This December 20 image shows stalls, which were recently piled high with fruit, now lying empty in the central market of Stepanakert, a city known as Xankendi in Azeri.
Empty fruit and vegetable boxes outside a store on December 19.
Stepanakert is the largest city in Azerbaijan’s breakaway region of Nagorno-Karabakh. Approximately 100,000 ethnic Armenians are currently stuck in the territory, and vital supplies are unable to be imported due to Azerbaijani activists blocking the only road in from Armenia.
Russian peacekeepers face Azerbaijanis blocking the highway connecting Nagorno-Karabakh to Armenia on December 13. (Photo by Azertac)
Spontaneous protests are routinely broken up within minutes by police in Azerbaijan, and many have accused Baku of staging the Lachin protest to put pressure on Yerevan and Karabakh Armenians.
A street in the center of Stepanakert.
Marut Vanian, a local journalist and photographer in Stepanakert, has been posting regular updates from his blockaded city. He says the situation became especially tense between December 13 and December 16 when the gas supply to Stepanakert was cut off amid freezing weather, leading to schools, kindergartens, and other facilities shutting down.
Lida Mikayelian portions dough in a bakery in Stepanakert.
The baker told photographer Vanian: “There is still bread, thank God, but there are no vegetables at all.” The 87-year-old said the Russian peacekeepers tasked with protecting the Lachin Corridor have become increasingly toothless as Russia’s disastrous invasion of Ukraine grinds on.
“Azerbaijan is using this moment to advance its plans,” Mikayelian said, adding, “Russia is not able to maintain our security, but at the same time, it doesn’t want to ‘lose’ us.

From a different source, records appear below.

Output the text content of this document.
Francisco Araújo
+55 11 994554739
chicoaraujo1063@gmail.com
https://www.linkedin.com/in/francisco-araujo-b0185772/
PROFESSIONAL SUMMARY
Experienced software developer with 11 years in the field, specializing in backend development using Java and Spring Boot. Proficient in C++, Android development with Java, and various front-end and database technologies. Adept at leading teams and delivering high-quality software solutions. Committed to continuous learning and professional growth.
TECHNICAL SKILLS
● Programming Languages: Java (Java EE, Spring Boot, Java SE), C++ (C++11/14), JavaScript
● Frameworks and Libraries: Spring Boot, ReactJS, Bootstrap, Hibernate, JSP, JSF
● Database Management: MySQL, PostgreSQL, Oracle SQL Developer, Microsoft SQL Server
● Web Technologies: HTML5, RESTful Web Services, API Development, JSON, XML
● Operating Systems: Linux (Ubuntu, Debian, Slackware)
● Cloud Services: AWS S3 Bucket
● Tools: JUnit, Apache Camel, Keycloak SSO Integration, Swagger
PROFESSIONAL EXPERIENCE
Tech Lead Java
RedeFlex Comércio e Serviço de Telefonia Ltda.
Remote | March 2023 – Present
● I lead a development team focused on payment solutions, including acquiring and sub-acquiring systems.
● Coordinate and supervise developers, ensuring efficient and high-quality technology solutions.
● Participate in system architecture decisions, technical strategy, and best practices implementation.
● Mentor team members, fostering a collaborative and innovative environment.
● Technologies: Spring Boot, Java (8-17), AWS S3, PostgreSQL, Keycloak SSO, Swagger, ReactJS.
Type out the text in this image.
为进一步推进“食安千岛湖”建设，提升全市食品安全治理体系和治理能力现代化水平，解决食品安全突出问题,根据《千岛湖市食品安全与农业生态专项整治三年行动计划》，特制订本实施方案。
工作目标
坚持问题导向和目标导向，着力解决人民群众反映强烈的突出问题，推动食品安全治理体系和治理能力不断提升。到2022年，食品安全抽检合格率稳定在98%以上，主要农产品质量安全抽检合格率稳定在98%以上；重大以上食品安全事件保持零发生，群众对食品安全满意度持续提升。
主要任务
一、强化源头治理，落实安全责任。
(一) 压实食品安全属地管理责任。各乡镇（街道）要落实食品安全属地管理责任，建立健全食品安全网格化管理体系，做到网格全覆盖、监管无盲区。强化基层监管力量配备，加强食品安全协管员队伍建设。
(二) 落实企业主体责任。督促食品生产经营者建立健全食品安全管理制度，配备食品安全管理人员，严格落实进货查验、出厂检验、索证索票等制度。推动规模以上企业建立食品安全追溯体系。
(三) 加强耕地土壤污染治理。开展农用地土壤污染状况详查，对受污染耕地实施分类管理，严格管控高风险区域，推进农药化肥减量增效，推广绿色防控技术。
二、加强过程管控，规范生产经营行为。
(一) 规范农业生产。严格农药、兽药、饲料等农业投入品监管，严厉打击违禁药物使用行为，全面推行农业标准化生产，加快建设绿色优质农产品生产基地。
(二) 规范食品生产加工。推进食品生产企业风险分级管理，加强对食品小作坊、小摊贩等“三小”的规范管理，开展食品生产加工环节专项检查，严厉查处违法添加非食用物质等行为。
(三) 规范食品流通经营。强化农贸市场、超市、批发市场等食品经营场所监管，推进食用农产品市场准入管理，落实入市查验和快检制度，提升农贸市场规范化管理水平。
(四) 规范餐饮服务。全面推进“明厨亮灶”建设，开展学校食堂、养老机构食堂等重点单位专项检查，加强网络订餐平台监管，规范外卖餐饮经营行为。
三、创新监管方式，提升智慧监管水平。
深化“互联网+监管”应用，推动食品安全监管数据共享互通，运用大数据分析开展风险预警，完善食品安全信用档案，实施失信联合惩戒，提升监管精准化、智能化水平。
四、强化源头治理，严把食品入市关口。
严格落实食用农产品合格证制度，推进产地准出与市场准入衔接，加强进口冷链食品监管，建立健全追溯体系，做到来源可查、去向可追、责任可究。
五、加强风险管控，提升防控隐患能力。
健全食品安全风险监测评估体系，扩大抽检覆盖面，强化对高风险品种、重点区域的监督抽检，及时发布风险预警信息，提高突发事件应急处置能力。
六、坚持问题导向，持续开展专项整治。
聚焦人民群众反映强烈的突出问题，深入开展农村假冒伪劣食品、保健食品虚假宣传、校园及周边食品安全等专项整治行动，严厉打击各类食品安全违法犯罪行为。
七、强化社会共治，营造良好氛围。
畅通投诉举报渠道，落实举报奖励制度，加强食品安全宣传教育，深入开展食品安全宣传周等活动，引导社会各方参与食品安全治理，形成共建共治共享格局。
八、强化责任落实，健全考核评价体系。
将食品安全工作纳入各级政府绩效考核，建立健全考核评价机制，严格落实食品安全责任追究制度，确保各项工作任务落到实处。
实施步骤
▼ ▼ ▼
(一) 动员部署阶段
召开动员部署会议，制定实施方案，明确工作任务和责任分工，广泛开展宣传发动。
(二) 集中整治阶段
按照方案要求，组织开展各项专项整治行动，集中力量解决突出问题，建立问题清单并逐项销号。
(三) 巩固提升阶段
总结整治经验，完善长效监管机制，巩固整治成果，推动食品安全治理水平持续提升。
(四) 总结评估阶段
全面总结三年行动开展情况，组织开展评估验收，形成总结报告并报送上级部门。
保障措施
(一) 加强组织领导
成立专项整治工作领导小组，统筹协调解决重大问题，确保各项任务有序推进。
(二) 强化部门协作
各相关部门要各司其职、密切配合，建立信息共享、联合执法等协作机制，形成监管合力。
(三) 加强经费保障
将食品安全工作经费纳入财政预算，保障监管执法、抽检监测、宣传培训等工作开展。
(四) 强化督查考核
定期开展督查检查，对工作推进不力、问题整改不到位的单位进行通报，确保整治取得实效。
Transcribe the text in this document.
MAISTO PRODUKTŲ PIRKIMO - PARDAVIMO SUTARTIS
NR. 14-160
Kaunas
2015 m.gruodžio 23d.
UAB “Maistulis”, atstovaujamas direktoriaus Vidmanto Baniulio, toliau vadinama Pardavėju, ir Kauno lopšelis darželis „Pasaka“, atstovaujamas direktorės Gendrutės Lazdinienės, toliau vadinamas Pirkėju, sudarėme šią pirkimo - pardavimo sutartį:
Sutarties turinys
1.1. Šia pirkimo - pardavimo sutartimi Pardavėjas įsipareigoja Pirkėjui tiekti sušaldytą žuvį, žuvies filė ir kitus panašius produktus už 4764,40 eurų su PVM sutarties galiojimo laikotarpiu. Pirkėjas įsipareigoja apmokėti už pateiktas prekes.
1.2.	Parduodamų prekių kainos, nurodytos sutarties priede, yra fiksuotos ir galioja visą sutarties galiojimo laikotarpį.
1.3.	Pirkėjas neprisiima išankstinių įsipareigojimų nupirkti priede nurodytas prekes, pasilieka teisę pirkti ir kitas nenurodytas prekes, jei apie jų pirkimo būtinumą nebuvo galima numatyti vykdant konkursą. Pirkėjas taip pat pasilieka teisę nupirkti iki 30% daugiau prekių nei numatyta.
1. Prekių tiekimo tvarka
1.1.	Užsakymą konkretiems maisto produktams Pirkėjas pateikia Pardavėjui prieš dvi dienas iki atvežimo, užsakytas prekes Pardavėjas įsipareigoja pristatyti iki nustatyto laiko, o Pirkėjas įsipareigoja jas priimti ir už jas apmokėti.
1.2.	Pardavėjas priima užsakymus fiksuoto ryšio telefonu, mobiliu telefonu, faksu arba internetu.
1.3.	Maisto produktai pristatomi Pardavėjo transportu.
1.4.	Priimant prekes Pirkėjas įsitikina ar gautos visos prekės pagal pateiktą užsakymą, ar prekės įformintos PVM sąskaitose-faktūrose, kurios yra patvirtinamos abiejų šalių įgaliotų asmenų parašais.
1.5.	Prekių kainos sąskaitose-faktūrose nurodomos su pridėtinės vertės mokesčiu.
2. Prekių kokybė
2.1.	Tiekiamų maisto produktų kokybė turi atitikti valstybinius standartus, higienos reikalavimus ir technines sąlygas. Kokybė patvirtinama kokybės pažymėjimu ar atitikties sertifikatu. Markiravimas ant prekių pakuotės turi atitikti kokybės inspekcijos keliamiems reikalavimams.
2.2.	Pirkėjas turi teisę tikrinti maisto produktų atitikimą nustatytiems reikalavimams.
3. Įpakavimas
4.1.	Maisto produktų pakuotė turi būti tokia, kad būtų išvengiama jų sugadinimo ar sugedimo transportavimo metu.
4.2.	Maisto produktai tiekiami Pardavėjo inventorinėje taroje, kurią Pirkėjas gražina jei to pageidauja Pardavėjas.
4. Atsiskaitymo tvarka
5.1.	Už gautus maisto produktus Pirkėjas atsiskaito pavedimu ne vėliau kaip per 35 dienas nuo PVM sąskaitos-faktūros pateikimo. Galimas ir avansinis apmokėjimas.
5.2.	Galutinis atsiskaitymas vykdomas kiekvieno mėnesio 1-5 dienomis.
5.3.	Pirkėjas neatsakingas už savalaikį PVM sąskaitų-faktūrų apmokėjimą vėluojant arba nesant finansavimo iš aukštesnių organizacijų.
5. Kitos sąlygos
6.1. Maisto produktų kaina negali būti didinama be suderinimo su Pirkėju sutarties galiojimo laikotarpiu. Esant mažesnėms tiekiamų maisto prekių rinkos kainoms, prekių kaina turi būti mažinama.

This is the situation.”
The flag of Nagorno-Karabakh seen on a house in Stepanakert.
Armenia and Azerbaijan have been fighting over Nagorno-Karabakh since Armenia-backed separatists captured the mountainous territory, populated by ethnic Armenians, in the 1990s. Nagorno-Karabakh today is internationally recognized as part of Azerbaijan.
An ATM in the center of Stepanakert.
Azerbaijani Foreign Minister Jeyhun Bayramov claimed on December 15 that Karabakh Armenians had “no problems with food or medicines,” adding that Azerbaijan is “ready to provide any humanitarian assistance.” He blamed the recent gas outage on cold weather and mountainous terrain.
A view of central Stepanakert on December 20.
A severely ill hospital patient was evacuated out of Nagorno-Karabakhand through the Lachin blockade for emergency open-heart surgery in Yerevan on December 19.
Smoke rises from houses in Stepanakert on December 19.
As the blockade continues, some locals are continuing to use firewood to heat their homes due to its low cost. Local authorities have urged residents to reduce electricity usage amid fears vital electrical supply cables that run through Azerbaijani-held territory could be cut.
Graffiti next to empty produce boxes.
Some locals joked to Vanian that, if the blockade continued, potatoes would soon be listed on the exchange boards alongside dollars and euros.
Empty produce boxes near a bus stop in central Stepanakert.
For many residents, the ongoing blockade is hard to joke about. Stepanakert mother Anna Muradian is one of around 1,100 people now locked out of her home city after visiting her soldier husband’s grave in Yerevan. He was killed in the 2020 conflict with Azerbaijan.
“On the one hand, [my children] pine for their father. It’s suffocating for them” Muradian told RFE/RL’s Armenian Service. On the other hand, she says that, due to the blockade, her youngest son now “misses his mother,” too.
A local photojournalist details life inside Nagorno-Karabakh as provisions begin to run out and Azerbaijani "environmentalists" continue a blockade of the only supply road into the breakaway region.